Dermal mitotic activity was defined as “present” if at least two reference pathologists had registered this. Cases, where only one of the three pathologists registered a dermal mitosis, were re-assessed specifically for dermal mitotic activity by one of the three reference pathologists (WB).
Whole-slide imaging assessment
The set of whole-slide images (n = 102) was assessed by six nonacademic surgical pathologists (referred to as “study pathologists”), with a subspecialty in dermatopathology (AO, CW, EE, EK, HK, and MvD). Cases were diagnosed using Pannoramic Viewer (3DHistech, version 1.15.4) on a 24-inch ultra HD color calibrated monitor (Dell UltraSharp; resolution: 3840 × 2160 pixels). Calibration of the monitor was performed using a Datacolor Spyder3 Elite colorimeter. The participating pathologists followed a short course using the slide viewer, particularly emphasizing the software focusing option. They were instructed to assess a WSI first without using the software focusing option. Subsequently, the study pathologists were allowed to immediately re-assess the WSI using the software focusing option, if deemed necessary. All cases, including nevoid melanoma, were offered to the study pathologists with clinical information (age, gender, and location on the skin) and were classified identical to the classification performed by the reference pathologists (i.e., using a four-tier system).
For statistical analysis, the four-tier scheme defined above was downsized to a three-tier system by combining high-risk and low-risk MELTUMP, as clinical management of these lesions is largely identical. Concordanceof pathologists with the consensus diagnosis was expressed as the number and percentage of cases with identical diagnosis (in the three-tier system) for every subclass as well as overall. As an overall measure of concordance of the study pathologists with the consensus diagnosis, Kappa statistics with 95% confidence intervals (CIs) were calculated. The effect of using software focusing was analyzed using Chi-Square tests with 95% CIs.
| Results|| |
A consensus diagnosis by the reference pathologists could initially be achieved in 81 (88%) of 92 cases. After blindly admitting discordant cases (n = 11) a second time to the individual reference pathologists, consensus was reached in 89 (97%) of the cases. Therefore, the set of WSI assessed by the study pathologists contained 99 cases (35 benign, 4 MELTUMP, and 60 malignant, including 10 nevoid melanoma). The concordance of the individual reference pathologists with the consensus diagnosis is shown in [Table 1]. Except for MELTUMP cases, concordance exceeded 91% for every pathologist for both benign and malignant cases. MELTUMP concordances were lower (average 66.7%), but the set of cases was very small (n = 4). It should be noted that in [Table 1], reference pathologists' diagnoses are compared with the reference diagnosis, which itself was partly based on the studied diagnoses. The purpose of this analysis is to better understand the quality of the reference standard used here and should not be considered an independent measure for individual pathologists' performance.

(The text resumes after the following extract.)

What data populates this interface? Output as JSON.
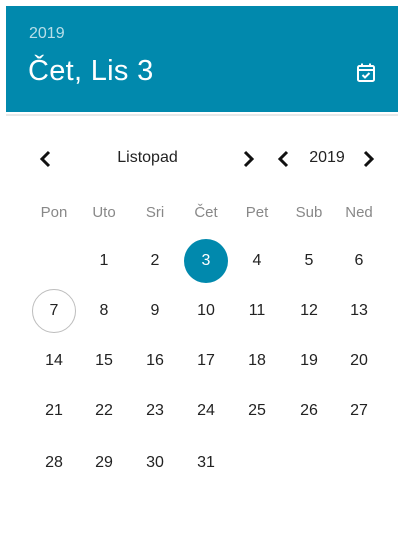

|Table 1: Concordance of individual reference pathologists with consensus diagnosis based on glass slides|
Click here to view
WSI assessment by the six study pathologists was primarily studied without the use of the software focusing option, as this is the generally accepted method in which WSI is used. WSI assessment by the six study pathologists against the consensus diagnosis is shown in [Table 2]. Results of the ten nevoid melanoma cases are displayed separately. Concordance generally exceeds 80% for individual pathologists. Interestingly, the majority of study pathologists classified most MELTUMP cases as either benign or malignant. Furthermore, two pathologists (Path 3 and Path 4) misdiagnosed the large majority of nevoid melanoma, which are notoriously difficult, as being benign in almost all cases. In one case, a nevoid melanoma was classified as a MELTUMP high risk (Path 3). Kappa statistics for these assessments are shown in [Table 3], for the set of cases not including the nevoid melanoma (n = 89). As nevoid melanomas occur rarely in pathology diagnostic practice, we consider this the most representative way of analysis. The facultative use of software focusing did not show a significant change (Chi-square test P = 0.85) in concordance with the consensus diagnosis as shown in [Table 4]. Although not significant, study pathologist 5 changed the diagnosis once from benign (incorrect diagnosis) to a melanoma (correct diagnosis) after use of the software focusing.
|Table 2: Concordance of individual study pathologists with consensus diagnosis without use of z-stack|
Click here to view
|Table 3: Kappa values (95% confidence interval) of individual study pathologists for all cases excluding nevoid melanoma|
Click here to view
|Table 4: Concordance of individual study pathologists with consensus diagnosis (n=99) with and without use of software focusing, i.e., z-stack|
Click here to view
In the malignant and MELTUMP cases (n = 54), dermal mitosis was initially detected in 35 cases by at least one of the three reference pathologists. In ten of these 35 cases, only one of the three reference pathologists mentioned dermal mitosis. After reviewing these ten cases (WB), only three cases with dermal mitotic activity remained, establishing 28 out of 54 melanomas and MELTUMP cases with dermal mitotic activity.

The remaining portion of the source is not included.